Também é peticionado o fim de campanhas em andamento e a apuração da responsabilização de agentes públicos envolvidos. O senador da oposição pede que o tribunal verifique se houve descumprimento da legislação eleitoral.

Lula o “Joe Biden Brasileiro“.

Segundo a representação, o governo federal já teria gasto R$ 785 milhões com publicidade até meados de Junho, valor que superaria em R$ 167 milhões (cerca de 30%) o limite legal de R$ 618,1 milhões para o primeiro semestre de um ano eleitoral. Um dos principais alvos do pedido é a campanha institucional em defesa do fim da escala 6×1.

Segundo os autos, campanhas para o projeto defendido pelo governo começaram a ser veiculadas antes mesmo de sua apreciação no Congresso Nacional, o que, em sua avaliação, pode se configurar como uso irregular da comunicação institucional, influenciando o debate eleitoral. Segundo Rogério Marinho (PL/RN), a campanha para o projeto consumiu cerca de R$ 80 milhões.
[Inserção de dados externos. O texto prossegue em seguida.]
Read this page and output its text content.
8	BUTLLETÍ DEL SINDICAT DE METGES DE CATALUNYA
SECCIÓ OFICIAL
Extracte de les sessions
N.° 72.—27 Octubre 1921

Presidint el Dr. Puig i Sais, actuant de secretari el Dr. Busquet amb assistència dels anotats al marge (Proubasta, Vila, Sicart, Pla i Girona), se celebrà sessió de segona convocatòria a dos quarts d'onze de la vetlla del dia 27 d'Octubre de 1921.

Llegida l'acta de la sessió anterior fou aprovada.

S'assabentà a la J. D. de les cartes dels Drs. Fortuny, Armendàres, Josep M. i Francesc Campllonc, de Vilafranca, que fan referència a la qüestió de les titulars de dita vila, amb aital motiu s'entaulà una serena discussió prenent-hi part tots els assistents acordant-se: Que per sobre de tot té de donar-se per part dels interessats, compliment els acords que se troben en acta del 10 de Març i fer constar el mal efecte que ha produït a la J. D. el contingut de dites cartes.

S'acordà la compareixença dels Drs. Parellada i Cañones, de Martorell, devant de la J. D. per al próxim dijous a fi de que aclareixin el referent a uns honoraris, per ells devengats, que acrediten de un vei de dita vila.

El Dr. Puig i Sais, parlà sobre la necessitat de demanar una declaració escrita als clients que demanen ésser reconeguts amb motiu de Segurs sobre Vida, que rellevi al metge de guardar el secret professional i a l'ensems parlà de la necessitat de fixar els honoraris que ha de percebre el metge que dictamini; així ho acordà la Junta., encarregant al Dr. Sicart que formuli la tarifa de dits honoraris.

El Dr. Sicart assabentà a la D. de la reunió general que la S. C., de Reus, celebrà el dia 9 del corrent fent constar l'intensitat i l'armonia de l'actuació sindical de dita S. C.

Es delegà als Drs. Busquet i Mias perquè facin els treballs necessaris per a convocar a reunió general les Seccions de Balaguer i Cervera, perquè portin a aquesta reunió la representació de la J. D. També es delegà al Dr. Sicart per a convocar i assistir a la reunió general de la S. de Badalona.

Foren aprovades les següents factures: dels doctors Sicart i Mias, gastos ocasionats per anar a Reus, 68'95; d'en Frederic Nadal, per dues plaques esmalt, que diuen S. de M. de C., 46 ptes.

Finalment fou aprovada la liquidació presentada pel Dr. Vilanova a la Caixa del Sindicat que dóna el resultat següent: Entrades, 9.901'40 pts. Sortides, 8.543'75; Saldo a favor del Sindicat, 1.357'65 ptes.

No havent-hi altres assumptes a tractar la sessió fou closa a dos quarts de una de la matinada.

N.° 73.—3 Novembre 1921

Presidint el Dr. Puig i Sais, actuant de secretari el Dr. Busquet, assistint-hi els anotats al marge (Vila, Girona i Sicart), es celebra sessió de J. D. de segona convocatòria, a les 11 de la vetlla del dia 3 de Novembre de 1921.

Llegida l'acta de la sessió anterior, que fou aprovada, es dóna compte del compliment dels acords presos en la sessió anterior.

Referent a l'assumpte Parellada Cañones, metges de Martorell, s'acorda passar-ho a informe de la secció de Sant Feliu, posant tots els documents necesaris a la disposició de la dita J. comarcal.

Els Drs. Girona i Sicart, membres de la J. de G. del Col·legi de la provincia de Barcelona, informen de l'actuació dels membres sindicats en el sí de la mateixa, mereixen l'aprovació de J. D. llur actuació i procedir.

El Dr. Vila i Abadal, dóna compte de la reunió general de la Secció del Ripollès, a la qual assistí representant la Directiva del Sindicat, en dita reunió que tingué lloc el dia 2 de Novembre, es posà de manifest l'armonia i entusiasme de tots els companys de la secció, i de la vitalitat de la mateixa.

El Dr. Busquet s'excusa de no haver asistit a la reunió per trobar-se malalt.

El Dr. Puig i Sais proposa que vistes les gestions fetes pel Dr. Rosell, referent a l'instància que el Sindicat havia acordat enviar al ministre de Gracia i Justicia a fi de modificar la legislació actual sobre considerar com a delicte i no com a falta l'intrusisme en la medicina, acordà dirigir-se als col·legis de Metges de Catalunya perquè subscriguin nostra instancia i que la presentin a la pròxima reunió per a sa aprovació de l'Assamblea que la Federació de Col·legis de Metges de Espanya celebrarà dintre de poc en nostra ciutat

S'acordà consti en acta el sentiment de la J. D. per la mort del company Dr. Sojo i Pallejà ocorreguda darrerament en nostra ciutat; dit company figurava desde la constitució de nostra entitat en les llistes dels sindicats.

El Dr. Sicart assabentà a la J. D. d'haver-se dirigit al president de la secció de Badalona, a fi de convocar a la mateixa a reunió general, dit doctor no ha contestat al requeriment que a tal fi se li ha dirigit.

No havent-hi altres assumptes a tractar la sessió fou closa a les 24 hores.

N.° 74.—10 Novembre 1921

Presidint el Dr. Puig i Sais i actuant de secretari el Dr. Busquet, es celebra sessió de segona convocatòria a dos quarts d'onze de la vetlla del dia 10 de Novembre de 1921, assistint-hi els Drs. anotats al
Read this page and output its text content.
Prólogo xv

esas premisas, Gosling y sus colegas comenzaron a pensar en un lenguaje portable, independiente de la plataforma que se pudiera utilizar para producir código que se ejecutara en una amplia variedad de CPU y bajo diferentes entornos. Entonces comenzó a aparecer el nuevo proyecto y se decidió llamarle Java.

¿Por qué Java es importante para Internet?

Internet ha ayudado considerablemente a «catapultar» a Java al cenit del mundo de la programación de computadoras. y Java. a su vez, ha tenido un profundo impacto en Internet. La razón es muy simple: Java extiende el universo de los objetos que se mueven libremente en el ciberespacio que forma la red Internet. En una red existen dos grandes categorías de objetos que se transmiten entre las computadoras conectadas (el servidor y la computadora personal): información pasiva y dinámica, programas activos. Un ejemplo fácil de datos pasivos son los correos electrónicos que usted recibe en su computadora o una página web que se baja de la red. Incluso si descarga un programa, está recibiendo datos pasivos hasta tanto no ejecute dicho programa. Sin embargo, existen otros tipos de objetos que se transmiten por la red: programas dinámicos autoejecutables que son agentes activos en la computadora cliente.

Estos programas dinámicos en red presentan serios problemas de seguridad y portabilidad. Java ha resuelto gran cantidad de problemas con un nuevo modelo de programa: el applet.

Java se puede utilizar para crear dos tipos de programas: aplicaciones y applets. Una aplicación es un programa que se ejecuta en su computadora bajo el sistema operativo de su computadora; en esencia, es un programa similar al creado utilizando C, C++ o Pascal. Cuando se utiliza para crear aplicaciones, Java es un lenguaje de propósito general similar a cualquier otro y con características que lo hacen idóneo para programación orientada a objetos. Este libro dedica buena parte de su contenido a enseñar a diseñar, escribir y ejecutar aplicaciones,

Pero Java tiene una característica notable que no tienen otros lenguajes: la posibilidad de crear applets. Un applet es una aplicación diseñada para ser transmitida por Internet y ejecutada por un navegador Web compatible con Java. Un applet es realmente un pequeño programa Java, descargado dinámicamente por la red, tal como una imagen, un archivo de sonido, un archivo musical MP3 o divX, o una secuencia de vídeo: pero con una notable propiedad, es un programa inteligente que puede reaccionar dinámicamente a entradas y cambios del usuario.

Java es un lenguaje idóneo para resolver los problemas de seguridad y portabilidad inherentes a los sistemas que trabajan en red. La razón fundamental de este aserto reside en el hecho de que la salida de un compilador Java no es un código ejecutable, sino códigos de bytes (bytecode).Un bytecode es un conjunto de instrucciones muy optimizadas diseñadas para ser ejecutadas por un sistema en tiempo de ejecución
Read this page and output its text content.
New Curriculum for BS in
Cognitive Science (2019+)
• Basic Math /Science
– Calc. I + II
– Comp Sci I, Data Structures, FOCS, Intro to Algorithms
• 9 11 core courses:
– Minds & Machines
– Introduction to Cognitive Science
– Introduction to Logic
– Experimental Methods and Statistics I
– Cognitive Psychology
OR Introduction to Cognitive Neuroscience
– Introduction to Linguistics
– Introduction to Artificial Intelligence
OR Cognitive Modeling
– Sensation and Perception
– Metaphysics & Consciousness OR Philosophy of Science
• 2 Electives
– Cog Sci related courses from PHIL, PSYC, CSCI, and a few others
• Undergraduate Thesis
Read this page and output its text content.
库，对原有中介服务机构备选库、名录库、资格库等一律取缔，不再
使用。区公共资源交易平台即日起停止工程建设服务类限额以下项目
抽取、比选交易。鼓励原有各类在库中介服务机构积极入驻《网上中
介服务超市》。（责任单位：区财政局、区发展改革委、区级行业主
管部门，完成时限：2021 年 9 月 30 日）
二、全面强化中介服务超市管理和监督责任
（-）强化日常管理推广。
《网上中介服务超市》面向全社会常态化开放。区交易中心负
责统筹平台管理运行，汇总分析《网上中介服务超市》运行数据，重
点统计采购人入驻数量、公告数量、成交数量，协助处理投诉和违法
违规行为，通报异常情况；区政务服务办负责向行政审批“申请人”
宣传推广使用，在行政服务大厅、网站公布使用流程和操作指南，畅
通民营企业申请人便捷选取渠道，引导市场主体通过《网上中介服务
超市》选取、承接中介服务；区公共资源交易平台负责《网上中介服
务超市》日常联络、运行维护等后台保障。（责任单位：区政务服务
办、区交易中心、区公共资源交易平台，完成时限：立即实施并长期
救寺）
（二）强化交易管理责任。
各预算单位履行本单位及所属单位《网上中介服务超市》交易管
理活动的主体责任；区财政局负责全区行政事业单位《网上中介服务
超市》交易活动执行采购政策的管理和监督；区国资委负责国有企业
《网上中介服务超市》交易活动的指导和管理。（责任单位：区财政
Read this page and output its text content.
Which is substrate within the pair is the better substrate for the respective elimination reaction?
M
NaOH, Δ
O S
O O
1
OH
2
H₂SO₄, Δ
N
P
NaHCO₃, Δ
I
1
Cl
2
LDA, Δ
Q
“No caso, há indícios de que a campanha publicitária tenha sido estruturada não para informar a população, mas para defender uma bandeira política específica do Governo Federal, associada diretamente à agenda do Presidente da República, a seu base de sustentação e caráter nitidamente eleitoreiro. Ademais, a extrapolação do limite legal de despesas com publicidade institucional previsto no art. 73, VII, da Lei nº 9.504/1997, apenas potencializa o desvio de finalidade e o gasto ilegal com propaganda”, diz trecho da decisão.